There are still dangerous loopholes in financial advice rules – The Australian Financial Review


There is some logic behind exempting equity, debt and hybrid securities listed on the ASX from the FOFA rules to enable companies to continue to raise working capital for their operating businesses from both retail and institutional investors in the same manner they have done for many years. The implied safeguard for private investors in an approved capital raising is the role of institutional investors in both demand for and pricing of the issue. Institutional investor participation in these equity and debt issues helps ensure there is a sound investment thesis, the issue is priced appropriately for the risk and there is a vibrant, liquid secondary market in the securities.

This is, however, completely different to a fund manager seeking to raise capital for a leveraged equity or high yield investment strategy via a Listed Investment Company (LIC).
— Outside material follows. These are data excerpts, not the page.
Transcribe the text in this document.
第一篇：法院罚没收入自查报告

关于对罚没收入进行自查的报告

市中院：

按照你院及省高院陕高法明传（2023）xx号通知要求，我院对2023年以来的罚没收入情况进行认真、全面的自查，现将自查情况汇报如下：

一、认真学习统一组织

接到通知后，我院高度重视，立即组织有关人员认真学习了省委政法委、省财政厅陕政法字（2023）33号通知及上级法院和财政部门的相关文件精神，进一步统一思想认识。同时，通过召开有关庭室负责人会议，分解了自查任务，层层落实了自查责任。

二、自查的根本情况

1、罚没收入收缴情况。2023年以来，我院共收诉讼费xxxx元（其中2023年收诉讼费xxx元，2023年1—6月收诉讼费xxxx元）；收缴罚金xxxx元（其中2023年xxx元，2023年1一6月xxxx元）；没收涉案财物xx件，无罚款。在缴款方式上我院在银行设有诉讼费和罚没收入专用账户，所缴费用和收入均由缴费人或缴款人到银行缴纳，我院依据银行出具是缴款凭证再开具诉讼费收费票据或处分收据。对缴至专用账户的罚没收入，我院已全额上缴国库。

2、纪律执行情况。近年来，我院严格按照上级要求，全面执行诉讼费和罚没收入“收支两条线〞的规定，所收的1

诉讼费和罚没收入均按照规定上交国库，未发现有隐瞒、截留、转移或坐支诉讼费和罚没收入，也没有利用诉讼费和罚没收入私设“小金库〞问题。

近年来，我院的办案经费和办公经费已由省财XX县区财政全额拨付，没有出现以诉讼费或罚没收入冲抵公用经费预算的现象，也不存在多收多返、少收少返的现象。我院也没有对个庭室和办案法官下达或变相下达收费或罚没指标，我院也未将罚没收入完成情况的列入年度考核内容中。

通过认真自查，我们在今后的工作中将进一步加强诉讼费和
LIC’s operate like a managed fund, except they are a listed company rather than a unit trust. Unlike a unit trust, the capital an LIC raises is permanent; investors enter and exit the strategy by buying and selling shares in the company, rather than applying for, or redeeming units in a trust. Poor performance in a unit structure is a disaster because investors simply redeem their units. Managers of permanent capital do not face the same problem.

There is a noticeable lack of institutional investors in LICs because of their tendency to trade away from the portfolio’s net asset value (NAV). The substantial risk of a retail investor being left with exposure to a LIC that is trading materially below NAV—as has occurred in recent deals—is exacerbated when those LICs hold highly illiquid assets such as direct loans, junk bonds or private equity investments. These are assets that are difficult to re-value regularly and almost impossible for a retail investor to price properly.

But the big concern with these LICs is that those responsible for protecting their clients’ interests are advisers who are – because it is an approved capital raising – being paid by the product issuer and are therefore conflicted.

Hardly what the architects of the FOFA reforms had in mind.

In this context, it is crucial to understand that there are fundamental conflicts between the interests of the fund manager, which wants to secure access to permanent capital and maximise the fees generated by the assets it manages, and those of a retail investor, who wants to allocate savings to investments that are appropriate for their needs, managed by the best possible solutions provider at the best possible price.

This begs the question: how can an adviser possibly serve the interests of both parties? Any payments of sales commissions to promote a product that contaminates clear-eyed and independent advice should be seen as just that. This sort of ‘advice’ is completely compromised and utterly incompatible with the intent of FOFA.

Royal Commission? What Royal Commission?

Commissioner Hayne made his view on this subject clear, commenting that “there must be recognition that conflicts of interest and conflicts between duty and interest should be eliminated rather than managed”.

It is no longer acceptable for financial service professionals to pretend the world hasn’t changed. It is beyond time for advisers to act in good faith to uphold the intent of the regulatory framework that provides their social licence to operate rather than seeking to exploit loopholes in it.

For an adviser to give their clients truly impartial advice they must be independent, full stop. They cannot accept payments or enter into favourable arrangements for the distribution of investment products. Pre-FOFA practices where conflicts of interest could be “managed”, incentives hidden and product sales could masquerade as advice need to be laid to rest.

And this evolution is in everyone’s best interests, because any industry that profits from conflicts at the cost of the client it is meant to be serving faces a very bleak future.